The Order of the Precious Wand (Mongolian: Эрдэнийн Очир одон, ), also known as the Order of the Vajra or the Order of the Precious Rod, is a state decoration of Mongolia originally instituted in 1913 and re-instituted in 1991. It is awarded to foreign statesmen and individuals who have made a great contribution to strengthening the principles of democracy and cooperation with Mongolia. It was the highest state award of Mongolia between the years 1913–1921 and 1991–2002.

== History ==
The Minister of Foreign Affairs of Mongolia Mijiddorjiin Khanddorj made a visit to St. Petersburg in 1912, immediately after the Mongolian Revolution of 1911, where during the visit he was awarded the Imperial Order of Saint Anne 1st class, as well as the Order of Saint Stanislaus 1st and 2nd classes. After the visit, Khanddorj proposed to the Bogd Khan to create a similar order based on the Russian one. The first awards were ordered by the Prime Minister Tögs-Ochiryn Namnansüren in St. Petersburg and were made in 1913. Initially, the order had three degrees, which were further divided into twelve classes. The first degree (тэргүүн зэрэг) included the Order of Genghis Khan, which was intended to award the heads (monarchs and heirs to the throne) of foreign states, the Order of Abtai Sain Khanfor awarding foreign princes, and Undur Gegen. The second and third degree orders were awarded to both Mongolian and foreign government officials and private individuals.

After the Mongolian Revolution of 1921 overthrowing the Bogd Khanate of Mongolia, the order was presented to the head of the Soviet mission in the capital, A. Ya. Okhtin, the chief of staff of the Mongolian People's Army Vladimir Antonovich Khuva, and to the Soviet military leaders Konstantin Neumann and Dmitry Iosifovich Kosich. However, this order was soon abolished as it was deemed being "feudal".

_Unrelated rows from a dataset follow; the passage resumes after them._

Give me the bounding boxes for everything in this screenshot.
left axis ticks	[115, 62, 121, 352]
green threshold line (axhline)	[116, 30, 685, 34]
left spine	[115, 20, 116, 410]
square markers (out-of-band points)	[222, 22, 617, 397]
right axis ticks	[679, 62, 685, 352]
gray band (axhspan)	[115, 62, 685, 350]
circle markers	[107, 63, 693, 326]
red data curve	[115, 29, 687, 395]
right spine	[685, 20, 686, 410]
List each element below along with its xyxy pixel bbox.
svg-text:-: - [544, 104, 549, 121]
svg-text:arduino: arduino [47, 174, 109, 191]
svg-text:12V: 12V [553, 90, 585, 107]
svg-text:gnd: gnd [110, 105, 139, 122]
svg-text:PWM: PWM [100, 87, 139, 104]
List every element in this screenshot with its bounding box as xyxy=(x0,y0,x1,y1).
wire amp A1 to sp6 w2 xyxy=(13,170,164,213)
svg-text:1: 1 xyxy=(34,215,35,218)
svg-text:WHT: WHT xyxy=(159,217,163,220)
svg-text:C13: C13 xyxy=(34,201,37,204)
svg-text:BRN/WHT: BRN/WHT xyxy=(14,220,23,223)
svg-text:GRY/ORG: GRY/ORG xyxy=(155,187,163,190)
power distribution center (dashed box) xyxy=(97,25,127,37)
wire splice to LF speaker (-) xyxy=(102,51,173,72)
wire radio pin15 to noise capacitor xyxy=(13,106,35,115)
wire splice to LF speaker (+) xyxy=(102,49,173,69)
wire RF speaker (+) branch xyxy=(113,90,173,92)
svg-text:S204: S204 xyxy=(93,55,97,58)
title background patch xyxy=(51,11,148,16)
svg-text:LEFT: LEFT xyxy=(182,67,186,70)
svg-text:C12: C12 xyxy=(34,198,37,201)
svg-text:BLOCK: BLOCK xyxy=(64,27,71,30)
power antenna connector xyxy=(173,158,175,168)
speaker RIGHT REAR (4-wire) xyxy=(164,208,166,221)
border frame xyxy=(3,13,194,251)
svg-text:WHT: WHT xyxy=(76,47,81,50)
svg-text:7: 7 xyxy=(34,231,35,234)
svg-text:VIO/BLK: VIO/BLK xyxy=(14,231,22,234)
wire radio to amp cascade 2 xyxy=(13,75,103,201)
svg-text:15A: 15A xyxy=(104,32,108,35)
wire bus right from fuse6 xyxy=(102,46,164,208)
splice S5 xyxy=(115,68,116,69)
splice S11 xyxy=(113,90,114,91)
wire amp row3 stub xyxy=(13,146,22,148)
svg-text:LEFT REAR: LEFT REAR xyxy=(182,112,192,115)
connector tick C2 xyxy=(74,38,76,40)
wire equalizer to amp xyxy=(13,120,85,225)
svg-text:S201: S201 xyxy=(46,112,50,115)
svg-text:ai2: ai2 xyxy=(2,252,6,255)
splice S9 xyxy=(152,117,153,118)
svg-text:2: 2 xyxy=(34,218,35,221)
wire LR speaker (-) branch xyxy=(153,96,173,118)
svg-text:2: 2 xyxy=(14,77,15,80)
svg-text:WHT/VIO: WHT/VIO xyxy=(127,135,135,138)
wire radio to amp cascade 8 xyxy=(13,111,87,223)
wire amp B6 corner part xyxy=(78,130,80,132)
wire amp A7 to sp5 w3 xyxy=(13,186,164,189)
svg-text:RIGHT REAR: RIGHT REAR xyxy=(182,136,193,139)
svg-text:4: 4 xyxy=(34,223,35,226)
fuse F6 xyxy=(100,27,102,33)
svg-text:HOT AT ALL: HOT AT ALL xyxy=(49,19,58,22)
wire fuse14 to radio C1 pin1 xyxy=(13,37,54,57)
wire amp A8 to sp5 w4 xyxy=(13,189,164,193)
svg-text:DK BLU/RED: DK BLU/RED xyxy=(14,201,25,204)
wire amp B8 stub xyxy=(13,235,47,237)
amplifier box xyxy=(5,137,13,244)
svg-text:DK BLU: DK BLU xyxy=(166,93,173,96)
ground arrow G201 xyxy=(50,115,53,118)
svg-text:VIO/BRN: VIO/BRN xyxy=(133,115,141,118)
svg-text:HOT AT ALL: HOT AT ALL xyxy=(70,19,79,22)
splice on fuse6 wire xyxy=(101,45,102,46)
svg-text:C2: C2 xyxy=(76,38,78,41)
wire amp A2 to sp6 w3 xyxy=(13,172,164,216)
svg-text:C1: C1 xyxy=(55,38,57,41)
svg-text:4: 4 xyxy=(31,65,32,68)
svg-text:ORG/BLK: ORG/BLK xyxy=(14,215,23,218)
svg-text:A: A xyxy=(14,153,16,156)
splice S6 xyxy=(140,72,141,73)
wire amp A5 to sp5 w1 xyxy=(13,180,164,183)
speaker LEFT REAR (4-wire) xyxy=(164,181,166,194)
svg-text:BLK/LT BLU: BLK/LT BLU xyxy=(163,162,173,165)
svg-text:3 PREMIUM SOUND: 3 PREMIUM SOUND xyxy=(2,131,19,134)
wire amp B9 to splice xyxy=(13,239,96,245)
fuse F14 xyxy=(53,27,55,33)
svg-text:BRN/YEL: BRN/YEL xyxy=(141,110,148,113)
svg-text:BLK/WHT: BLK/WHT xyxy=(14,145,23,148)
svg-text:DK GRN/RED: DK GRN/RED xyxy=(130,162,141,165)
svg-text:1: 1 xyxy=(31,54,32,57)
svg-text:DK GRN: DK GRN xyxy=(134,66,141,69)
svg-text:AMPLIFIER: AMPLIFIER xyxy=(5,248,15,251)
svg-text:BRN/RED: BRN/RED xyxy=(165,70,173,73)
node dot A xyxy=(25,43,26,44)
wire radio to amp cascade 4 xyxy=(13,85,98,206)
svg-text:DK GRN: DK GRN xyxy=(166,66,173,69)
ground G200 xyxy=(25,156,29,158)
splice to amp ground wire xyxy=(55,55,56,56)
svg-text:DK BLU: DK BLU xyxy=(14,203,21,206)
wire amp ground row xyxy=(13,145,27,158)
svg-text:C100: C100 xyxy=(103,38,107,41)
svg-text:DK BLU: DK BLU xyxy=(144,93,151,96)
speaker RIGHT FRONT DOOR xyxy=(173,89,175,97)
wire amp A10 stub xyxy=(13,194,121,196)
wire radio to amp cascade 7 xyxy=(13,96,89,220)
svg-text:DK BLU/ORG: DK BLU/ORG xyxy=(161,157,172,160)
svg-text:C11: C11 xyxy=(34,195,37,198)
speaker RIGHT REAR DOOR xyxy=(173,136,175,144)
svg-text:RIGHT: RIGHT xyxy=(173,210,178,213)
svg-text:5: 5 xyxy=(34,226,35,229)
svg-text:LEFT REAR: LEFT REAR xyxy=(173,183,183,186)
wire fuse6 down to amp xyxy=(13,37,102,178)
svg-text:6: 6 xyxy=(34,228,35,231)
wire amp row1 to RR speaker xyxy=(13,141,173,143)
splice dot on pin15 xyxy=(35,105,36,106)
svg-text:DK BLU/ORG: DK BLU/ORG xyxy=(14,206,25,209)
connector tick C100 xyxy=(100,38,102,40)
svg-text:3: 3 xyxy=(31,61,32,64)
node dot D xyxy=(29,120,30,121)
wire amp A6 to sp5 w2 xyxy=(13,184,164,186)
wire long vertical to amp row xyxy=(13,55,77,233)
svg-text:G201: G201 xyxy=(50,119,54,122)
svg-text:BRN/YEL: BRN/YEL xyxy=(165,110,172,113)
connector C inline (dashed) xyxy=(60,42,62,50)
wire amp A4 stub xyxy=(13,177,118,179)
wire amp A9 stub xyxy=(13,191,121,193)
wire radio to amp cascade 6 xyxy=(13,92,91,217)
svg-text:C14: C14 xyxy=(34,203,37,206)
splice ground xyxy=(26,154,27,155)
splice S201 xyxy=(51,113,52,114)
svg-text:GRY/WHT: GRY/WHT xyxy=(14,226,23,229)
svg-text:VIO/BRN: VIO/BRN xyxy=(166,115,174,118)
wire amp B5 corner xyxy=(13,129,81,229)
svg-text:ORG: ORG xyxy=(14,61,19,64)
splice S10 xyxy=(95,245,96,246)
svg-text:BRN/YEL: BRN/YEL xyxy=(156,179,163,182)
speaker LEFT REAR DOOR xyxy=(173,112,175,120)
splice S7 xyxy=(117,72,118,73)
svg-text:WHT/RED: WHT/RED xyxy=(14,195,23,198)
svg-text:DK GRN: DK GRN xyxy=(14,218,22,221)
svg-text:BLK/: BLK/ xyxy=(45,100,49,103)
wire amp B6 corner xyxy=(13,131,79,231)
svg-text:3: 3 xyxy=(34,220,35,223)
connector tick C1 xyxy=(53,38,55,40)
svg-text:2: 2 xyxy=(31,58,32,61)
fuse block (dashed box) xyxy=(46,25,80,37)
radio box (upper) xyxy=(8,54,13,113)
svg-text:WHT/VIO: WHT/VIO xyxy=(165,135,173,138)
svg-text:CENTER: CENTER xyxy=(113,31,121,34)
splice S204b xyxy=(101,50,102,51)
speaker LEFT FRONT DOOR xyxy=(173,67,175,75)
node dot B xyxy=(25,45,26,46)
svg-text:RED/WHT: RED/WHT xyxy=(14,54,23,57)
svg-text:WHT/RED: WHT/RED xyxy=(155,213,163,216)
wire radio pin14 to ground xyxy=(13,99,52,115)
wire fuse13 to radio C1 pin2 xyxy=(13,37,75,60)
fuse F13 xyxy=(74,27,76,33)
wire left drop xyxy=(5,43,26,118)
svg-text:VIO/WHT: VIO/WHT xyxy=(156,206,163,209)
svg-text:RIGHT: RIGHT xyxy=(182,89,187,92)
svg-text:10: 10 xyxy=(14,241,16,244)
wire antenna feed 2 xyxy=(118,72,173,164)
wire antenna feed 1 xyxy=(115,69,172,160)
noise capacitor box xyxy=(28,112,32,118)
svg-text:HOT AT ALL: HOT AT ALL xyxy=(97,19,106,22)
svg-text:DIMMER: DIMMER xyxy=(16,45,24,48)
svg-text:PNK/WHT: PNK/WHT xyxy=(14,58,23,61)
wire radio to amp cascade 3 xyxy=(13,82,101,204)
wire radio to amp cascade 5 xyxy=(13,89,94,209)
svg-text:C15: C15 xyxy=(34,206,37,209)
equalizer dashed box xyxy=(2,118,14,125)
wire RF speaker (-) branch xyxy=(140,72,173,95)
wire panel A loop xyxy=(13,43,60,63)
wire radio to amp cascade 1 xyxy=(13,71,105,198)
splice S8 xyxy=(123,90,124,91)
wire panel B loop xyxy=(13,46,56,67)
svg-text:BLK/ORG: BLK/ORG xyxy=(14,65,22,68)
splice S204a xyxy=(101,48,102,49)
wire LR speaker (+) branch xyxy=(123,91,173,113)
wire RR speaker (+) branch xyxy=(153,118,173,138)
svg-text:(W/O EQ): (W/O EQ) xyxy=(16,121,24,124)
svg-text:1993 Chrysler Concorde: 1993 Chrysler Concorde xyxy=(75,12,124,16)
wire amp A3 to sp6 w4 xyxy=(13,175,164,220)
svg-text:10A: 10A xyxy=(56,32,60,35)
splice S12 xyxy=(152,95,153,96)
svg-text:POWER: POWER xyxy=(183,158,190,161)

The Order was re-established in 1991 with three degrees without classes. It is awarded to foreign statesmen and individuals who have made a great contribution to strengthening the principles of democracy and cooperation with Mongolia.

With the establishment of the Order of Chinggis Khaan in 2002, the Order of the Precious Staff lost its status as the highest state award.